Scan a target for an exposed .git directory:

gitjacker http://172.16.10.10:8081

In the lab, run gitjacker against p-web-01 during reconnaissance to check whether the application’s .git directory is exposed and recoverable.

pwncat-cs

pwncat-cs is a Python-based reverse and bind shell handler. It improves on netcat by automatically stabilizing the remote shell into a full PTY, handling file transfers, managing persistence, and providing a module system for enumeration and privilege escalation. init.sh installs it with pip3, but that fails on modern Kali due to the externally-managed Python environment. Use pipx instead.

sudo apt install pipx -y
pipx install pwncat-cs
pipx ensurepath
source ~/.bashrc

pipx creates an isolated virtual environment per tool, which is how Python CLI tools must be installed on modern Kali.

Listen for an incoming reverse shell:

pwncat-cs -lp 4444

Connect to a bind shell:

pwncat-cs <target-ip> 4444

Press Ctrl-D to drop from the remote shell to the pwncat local prompt. From there you can upload files, run built-in modules, and manage sessions.

In the lab, use pwncat-cs to catch reverse shells from compromised machines and interact with them more effectively than a raw netcat listener.

linenum

LinEnum is a Bash script that performs comprehensive local enumeration on a Linux system to identify privilege escalation opportunities.

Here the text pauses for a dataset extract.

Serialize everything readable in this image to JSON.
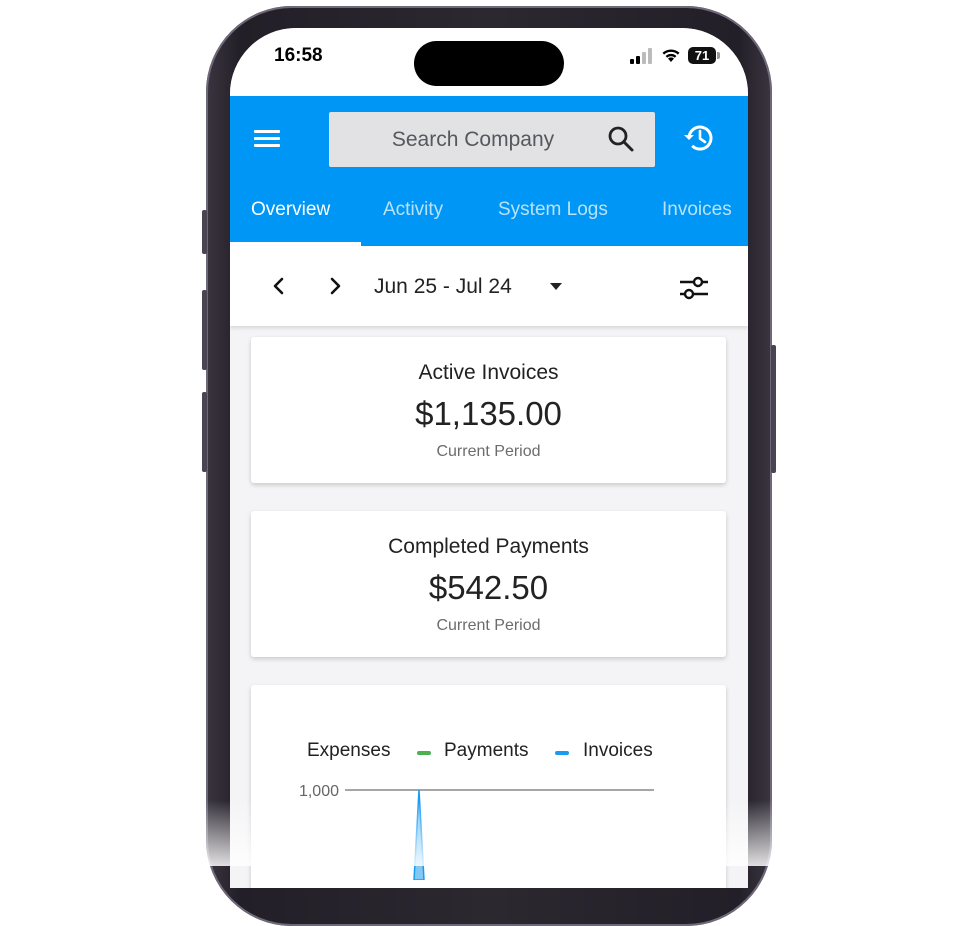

It checks SUID and SGID files, sudo rights, world-writable directories, cron jobs, running processes, network configuration, and installed software. init.sh downloads it to ~/tools/LinEnum.sh and makes it executable.

Download and make it executable manually:

wget https://raw.githubusercontent.com/rebootuser/LinEnum/master/LinEnum.sh -O ~/tools/LinEnum.sh
chmod u+x ~/tools/LinEnum.sh

Transfer LinEnum.sh to a compromised machine and run it:

./LinEnum.sh

Run a thorough scan and save output to a file:

./LinEnum.sh -t -r /tmp/linenum-report.txt

In the lab, transfer LinEnum.sh to a compromised machine and run it during post-exploitation to surface privilege escalation vectors.

unix-privesc-check

unix-privesc-check is a shell script that audits common privilege escalation vectors on Unix systems. It checks file permissions, SUID binaries, sudo configuration, cron jobs, writable $PATH entries, and service configurations. Unlike LinEnum, it produces clearly labelled WARN and OK output for each check. It ships with Kali at /usr/bin/unix-privesc-check. init.sh copies it to ~/tools/ for easy transfer to target machines.

Copy it to your tools directory:

cp /usr/bin/unix-privesc-check ~/tools/

Run a standard check on a target:

./unix-privesc-check standard

Run a detailed check:

./unix-privesc-check detailed

In the lab, transfer unix-privesc-check to a compromised machine alongside LinEnum and run both to cross-reference findings during privilege escalation.